Estimating Animal Abundance in Heterogeneous Environments: An Application to Aerial Surveys for Dugongs

The probability of detecting an animal in a sampled area during a survey consists of 2 components: 1) the probability of an animal being available for detection (availability), which can be highly variable in heterogeneous environments; and 2) the probability of an animal being detected, conditional on its being available for detection (perception). Many surveys only estimate the latter probability because modeling the availability process requires information collected external to the survey. We illustrate estimation of both probabilities in an application to aerial surveys of dugongs (Dugong dugon) in Northern Australian coastal waters where water clarity varies greatly over relatively small spatial scales. Using artificial dugong models and timed depth recorders deployed on 15 wild dugongs to obtain dive profiles, we carried out experiments to determine zones of detectability for dugongs at the range of depths, turbidities, and sea states that spanned the environmental heterogeneity encountered on dugong surveys. Resulting probability estimates were heterogeneous and dependent on the measured conditions. To estimate perception probability, we used a tandem team of 2 observers on either side of the aircraft.
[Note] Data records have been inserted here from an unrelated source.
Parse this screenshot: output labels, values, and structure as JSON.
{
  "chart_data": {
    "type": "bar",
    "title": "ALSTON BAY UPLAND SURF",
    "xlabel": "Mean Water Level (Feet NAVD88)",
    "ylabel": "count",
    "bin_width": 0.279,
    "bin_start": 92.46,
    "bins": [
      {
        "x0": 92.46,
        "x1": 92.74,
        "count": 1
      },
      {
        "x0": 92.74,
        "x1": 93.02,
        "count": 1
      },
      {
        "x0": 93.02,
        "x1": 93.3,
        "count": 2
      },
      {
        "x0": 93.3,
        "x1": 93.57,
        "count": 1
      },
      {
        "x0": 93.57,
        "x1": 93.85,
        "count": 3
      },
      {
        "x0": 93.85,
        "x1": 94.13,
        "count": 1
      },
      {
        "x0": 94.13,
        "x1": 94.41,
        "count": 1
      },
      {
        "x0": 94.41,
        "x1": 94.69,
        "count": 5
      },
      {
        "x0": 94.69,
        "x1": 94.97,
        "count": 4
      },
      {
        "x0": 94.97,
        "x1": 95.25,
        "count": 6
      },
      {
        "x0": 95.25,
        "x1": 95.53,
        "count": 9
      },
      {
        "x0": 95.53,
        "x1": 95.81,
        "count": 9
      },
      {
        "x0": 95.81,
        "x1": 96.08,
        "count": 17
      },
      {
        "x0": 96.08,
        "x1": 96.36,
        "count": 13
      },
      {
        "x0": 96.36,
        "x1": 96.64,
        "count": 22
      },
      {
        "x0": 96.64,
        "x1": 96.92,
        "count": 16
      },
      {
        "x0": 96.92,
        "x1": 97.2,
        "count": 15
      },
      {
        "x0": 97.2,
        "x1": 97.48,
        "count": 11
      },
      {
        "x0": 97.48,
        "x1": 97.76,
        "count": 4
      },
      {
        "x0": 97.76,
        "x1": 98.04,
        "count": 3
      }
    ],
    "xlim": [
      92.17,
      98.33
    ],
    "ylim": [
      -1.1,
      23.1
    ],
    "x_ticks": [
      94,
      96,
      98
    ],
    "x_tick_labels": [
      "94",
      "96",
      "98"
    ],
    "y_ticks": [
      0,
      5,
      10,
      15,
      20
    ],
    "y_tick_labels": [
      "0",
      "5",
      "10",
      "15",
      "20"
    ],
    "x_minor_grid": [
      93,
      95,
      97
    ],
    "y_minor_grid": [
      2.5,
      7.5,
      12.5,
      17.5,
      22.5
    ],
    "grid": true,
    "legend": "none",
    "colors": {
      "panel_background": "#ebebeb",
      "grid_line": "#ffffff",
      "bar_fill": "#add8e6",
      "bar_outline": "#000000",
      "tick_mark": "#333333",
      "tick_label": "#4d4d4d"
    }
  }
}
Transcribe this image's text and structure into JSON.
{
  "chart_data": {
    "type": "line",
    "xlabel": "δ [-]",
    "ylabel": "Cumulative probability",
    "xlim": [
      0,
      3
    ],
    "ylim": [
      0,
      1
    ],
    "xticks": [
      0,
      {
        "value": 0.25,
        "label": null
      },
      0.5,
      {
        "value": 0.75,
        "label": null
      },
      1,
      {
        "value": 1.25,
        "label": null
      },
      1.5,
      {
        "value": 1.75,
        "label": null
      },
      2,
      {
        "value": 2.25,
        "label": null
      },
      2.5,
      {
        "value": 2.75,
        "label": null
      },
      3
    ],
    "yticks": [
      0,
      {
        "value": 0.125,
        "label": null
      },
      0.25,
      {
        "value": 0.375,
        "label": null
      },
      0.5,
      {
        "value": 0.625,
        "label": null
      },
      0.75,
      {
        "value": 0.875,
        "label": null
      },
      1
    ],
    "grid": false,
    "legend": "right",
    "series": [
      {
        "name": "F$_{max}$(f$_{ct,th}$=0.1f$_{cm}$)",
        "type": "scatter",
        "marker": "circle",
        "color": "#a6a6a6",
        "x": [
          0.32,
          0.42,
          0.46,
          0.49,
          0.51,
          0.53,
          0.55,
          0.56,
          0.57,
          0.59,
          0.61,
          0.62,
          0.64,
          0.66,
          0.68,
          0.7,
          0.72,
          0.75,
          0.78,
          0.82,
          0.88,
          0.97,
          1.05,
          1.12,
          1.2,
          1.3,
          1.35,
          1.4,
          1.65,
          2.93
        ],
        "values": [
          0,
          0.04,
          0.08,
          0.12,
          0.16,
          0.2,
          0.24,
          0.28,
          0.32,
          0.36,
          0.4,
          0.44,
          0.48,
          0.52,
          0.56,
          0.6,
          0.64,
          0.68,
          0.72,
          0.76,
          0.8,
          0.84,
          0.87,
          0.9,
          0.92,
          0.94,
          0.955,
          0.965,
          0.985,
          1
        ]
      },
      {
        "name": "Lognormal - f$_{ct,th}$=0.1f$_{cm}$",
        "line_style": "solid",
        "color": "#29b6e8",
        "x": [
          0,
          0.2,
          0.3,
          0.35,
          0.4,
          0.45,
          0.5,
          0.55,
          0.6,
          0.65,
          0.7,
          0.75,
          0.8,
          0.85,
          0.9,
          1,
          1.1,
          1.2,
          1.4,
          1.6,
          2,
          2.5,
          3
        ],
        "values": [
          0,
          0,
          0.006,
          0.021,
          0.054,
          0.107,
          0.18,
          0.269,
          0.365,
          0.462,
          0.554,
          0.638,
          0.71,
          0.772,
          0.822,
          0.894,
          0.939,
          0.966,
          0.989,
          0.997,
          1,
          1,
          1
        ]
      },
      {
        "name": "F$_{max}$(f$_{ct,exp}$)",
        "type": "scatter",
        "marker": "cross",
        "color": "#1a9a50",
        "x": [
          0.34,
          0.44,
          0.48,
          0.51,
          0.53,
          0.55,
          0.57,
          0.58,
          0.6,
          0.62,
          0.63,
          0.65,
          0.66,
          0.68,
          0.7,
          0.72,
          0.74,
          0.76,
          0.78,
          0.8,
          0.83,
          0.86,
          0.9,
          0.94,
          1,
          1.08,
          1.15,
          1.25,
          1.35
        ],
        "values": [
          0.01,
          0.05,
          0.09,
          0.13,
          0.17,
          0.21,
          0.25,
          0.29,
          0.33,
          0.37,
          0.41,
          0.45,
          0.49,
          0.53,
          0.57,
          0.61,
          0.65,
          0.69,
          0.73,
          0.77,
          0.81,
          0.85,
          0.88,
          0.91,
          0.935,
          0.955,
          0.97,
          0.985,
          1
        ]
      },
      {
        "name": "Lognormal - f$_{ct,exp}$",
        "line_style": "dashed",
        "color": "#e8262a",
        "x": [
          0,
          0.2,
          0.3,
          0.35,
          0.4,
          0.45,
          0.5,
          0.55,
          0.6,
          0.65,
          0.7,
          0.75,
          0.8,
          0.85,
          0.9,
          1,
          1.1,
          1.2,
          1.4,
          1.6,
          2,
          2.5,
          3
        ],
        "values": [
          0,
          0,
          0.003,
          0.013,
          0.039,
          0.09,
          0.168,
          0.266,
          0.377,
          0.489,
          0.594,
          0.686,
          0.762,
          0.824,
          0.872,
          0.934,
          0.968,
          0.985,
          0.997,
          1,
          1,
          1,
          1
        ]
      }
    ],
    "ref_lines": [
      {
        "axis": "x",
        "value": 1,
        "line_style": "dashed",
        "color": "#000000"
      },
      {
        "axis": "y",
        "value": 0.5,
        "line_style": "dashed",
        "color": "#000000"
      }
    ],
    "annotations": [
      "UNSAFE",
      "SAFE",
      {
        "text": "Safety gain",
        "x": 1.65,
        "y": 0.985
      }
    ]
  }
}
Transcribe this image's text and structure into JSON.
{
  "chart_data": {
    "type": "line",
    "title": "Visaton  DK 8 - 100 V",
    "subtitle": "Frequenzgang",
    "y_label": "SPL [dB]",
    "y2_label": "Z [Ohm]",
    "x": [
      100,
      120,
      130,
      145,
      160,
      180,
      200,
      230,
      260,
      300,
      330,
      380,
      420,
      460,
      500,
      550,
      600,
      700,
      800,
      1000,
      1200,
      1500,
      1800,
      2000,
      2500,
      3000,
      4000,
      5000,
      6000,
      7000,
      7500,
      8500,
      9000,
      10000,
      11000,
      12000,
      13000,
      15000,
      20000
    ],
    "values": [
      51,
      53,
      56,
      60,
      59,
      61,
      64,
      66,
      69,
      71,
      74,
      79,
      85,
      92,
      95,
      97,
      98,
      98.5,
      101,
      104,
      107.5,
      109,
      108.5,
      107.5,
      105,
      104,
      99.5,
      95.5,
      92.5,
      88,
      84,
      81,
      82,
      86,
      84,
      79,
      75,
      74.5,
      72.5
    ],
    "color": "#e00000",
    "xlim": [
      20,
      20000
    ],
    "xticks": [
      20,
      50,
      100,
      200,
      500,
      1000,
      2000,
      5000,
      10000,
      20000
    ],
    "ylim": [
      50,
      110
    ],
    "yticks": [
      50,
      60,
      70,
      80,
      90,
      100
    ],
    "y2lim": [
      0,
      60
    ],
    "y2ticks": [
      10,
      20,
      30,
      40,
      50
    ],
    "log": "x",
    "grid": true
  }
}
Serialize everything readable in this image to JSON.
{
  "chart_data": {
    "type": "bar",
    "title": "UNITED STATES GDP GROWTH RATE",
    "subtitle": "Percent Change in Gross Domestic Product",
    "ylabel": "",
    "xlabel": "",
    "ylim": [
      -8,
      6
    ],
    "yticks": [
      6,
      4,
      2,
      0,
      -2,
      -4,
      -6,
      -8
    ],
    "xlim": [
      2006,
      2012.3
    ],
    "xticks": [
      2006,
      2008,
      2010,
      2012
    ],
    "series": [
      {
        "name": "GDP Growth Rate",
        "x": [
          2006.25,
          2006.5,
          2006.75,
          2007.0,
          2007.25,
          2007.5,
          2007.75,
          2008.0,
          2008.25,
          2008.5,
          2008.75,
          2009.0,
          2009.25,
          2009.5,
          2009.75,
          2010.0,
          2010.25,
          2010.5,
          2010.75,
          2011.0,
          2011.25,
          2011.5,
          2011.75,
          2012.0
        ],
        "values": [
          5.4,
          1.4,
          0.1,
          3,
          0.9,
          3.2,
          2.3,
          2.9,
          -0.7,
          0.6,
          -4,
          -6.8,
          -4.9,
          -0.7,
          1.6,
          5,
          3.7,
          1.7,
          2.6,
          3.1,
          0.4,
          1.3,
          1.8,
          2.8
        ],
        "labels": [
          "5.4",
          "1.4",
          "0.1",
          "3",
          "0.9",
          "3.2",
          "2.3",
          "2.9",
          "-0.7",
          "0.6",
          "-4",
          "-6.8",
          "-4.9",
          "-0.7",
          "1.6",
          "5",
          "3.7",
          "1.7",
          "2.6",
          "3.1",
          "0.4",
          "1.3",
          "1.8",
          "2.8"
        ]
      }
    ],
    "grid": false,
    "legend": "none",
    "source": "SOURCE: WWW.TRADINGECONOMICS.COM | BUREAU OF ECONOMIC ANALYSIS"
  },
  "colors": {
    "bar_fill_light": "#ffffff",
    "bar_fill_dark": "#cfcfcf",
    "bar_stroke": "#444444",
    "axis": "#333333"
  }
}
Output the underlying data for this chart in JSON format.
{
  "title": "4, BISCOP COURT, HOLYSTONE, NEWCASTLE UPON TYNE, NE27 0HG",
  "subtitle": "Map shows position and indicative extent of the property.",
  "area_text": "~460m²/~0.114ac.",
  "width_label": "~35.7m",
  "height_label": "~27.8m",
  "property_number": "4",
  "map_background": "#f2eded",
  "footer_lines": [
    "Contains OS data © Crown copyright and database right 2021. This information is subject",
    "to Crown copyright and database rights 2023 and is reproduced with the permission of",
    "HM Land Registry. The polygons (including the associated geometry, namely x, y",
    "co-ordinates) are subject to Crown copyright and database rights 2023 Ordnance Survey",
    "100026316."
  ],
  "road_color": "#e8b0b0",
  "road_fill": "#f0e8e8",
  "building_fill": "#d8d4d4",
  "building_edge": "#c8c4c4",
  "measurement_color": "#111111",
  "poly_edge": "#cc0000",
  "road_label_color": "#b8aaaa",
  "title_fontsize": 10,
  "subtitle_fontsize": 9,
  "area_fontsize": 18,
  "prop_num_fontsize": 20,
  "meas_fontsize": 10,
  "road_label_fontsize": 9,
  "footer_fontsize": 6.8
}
This permitted fitting generalized Lincoln–Petersen models with Program MARK. We then used the generalized Horvitz–Thompson estimator, based on the overall detection probability for each individual dugong, to generate population estimates. We also developed a new simulation‐based method for estimating standard errors and confidence intervals. We contrast absolute abundance estimates of dugongs in the Torres Strait and Northern Great Barrier Reef regions using both the new and original approaches (Marsh and Sinclair 1989a). For Torres Strait, the new method produced a substantially smaller estimate (11,956 vs. 14,106 dugongs) and a very much smaller standard error (1,189 vs. 2,314 dugongs), whereas the new method produced slightly larger estimates (mean 9,855 vs. 9,193 dugongs, standard error 1,184 vs. 917 dugongs) for the Northern Great Barrier Reef survey.